PETA offers three summertime tips for pet owners: Never leave an animal inside a hot vehicle, keep animals indoors, and avoid hot pavement.
As we know is the case with humans, temperatures can quickly soar in parked cars, and a dog trapped inside can die from heatstroke within minutes—even if the car is in the shade with the windows slightly open, which has little to no effect on lowering the temperature inside the car. As with children, pets should never be left unattended in vehicles.
Unlike humans, dogs can sweat only through their footpads and cool themselves by panting, so even brief sun exposure can have life-threatening consequences. Anyone who sees animals in distress and is unable to help should note their locations and alert authorities immediately.
Automobiles can become deadly ovens in the summer. When the outside temperature is only 70, the temperature inside a vehicle can climb to 113 degrees in an hour. On a 95 degree day, temperatures inside a vehicle can warm to 138 degrees in an hour.
Being outside of cars can also be hazardous to pets when temperatures soar.

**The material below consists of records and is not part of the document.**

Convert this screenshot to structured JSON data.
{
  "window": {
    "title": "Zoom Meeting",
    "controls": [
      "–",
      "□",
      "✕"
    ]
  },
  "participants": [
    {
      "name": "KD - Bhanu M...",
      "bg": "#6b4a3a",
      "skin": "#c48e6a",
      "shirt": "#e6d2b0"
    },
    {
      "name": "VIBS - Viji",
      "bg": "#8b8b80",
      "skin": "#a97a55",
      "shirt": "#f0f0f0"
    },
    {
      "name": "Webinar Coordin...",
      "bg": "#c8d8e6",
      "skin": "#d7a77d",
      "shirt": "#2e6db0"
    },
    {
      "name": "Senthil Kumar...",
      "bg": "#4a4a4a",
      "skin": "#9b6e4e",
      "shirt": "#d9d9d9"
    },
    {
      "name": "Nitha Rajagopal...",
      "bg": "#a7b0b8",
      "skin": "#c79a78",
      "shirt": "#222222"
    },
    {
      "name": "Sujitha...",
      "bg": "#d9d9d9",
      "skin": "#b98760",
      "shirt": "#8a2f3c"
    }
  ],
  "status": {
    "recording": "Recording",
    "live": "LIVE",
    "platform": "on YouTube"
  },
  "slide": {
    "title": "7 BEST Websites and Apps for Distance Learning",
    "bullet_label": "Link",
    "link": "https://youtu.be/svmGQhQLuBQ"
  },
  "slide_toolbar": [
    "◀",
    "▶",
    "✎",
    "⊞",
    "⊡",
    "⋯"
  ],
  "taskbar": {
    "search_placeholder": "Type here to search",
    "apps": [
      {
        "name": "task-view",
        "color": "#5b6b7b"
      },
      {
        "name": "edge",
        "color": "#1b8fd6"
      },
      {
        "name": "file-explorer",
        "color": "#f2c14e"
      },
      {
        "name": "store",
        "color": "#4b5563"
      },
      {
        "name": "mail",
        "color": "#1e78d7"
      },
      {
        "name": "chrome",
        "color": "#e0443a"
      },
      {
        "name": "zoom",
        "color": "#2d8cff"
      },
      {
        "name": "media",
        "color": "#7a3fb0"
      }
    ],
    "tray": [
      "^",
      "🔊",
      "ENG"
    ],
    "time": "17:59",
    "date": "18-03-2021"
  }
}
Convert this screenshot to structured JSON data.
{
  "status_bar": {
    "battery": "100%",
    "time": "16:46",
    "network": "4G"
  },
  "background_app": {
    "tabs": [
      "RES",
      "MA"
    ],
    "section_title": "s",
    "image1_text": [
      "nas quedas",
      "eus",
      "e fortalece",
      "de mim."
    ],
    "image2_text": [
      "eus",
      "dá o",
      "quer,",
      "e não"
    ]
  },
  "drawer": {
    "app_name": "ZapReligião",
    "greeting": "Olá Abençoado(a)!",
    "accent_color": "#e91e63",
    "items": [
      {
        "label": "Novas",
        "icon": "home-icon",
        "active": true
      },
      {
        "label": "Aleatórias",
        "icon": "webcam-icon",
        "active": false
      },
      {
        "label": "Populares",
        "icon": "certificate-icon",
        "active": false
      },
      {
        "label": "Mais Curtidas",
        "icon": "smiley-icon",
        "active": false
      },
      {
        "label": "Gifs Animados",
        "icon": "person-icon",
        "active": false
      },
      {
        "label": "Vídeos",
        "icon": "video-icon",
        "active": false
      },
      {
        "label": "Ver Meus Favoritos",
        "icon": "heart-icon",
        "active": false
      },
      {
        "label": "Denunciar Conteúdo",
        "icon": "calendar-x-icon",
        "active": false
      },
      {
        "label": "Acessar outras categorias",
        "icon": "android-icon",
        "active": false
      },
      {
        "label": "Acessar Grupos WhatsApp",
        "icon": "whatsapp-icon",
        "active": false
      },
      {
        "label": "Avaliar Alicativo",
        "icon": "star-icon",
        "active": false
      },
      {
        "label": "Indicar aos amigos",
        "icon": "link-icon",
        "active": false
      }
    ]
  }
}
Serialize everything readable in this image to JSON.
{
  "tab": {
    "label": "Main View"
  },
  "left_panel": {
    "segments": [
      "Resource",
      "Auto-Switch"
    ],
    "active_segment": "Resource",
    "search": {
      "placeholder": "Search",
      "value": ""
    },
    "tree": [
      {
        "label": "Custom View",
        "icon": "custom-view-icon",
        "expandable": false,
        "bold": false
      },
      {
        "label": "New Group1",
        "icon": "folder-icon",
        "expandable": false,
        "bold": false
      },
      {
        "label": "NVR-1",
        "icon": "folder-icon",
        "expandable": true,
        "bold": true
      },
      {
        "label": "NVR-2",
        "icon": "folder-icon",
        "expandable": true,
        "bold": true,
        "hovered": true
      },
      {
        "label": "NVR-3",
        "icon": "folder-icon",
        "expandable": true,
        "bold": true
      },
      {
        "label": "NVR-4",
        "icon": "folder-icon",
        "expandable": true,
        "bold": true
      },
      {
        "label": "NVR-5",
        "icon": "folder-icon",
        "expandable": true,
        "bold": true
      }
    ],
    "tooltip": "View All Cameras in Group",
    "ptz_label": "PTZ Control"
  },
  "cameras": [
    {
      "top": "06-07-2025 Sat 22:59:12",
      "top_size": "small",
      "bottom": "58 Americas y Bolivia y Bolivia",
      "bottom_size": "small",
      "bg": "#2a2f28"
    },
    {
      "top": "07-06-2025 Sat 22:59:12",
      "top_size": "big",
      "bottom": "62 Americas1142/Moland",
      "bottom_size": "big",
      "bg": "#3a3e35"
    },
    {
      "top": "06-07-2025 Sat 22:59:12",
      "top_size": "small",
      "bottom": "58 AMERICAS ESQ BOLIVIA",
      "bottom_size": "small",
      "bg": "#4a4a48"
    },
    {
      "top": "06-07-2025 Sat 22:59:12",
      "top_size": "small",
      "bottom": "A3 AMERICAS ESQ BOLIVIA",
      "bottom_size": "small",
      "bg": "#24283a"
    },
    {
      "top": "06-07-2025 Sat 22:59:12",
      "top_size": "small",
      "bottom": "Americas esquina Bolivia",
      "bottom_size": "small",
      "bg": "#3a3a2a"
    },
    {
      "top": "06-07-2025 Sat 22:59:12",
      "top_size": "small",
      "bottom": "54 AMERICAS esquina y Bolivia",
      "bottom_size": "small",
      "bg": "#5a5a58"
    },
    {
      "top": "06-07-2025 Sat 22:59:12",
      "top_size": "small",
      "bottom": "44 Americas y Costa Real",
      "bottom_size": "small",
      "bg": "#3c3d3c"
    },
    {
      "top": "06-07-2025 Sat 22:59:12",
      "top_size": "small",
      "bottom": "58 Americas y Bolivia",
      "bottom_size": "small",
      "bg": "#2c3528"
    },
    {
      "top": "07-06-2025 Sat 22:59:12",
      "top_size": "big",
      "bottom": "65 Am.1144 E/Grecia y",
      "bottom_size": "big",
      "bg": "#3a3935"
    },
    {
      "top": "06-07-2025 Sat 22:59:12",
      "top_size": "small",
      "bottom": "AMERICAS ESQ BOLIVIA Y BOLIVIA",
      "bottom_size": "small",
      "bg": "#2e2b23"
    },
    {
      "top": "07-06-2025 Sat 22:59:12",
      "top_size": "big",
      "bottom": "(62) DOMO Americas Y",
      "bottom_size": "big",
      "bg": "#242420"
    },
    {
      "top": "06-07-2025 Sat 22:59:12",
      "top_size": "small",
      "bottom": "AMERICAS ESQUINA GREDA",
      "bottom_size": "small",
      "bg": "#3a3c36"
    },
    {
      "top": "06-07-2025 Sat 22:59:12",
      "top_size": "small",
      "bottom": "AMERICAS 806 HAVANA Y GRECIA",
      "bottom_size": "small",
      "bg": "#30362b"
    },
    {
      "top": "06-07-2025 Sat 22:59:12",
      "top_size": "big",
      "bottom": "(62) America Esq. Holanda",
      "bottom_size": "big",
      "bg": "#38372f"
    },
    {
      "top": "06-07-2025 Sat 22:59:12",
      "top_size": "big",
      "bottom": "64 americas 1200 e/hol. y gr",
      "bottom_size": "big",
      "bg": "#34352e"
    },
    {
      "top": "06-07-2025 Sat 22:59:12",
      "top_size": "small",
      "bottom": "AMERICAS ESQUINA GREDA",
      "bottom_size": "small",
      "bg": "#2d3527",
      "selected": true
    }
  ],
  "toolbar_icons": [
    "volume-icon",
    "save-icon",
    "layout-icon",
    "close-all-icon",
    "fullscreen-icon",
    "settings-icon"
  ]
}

When outdoor temperatures reach the 80s, asphalt temperatures can climb to 140 degrees, causing pain, burns, and permanent damage to dogs’ paws after just a few minutes of contact. Especially on warm summer days, dogs should be walked on grass whenever possible. PETA warns that people should never run with dogs in hot weather: “they’ll collapse before giving up, at which point, it may be too late to save them.”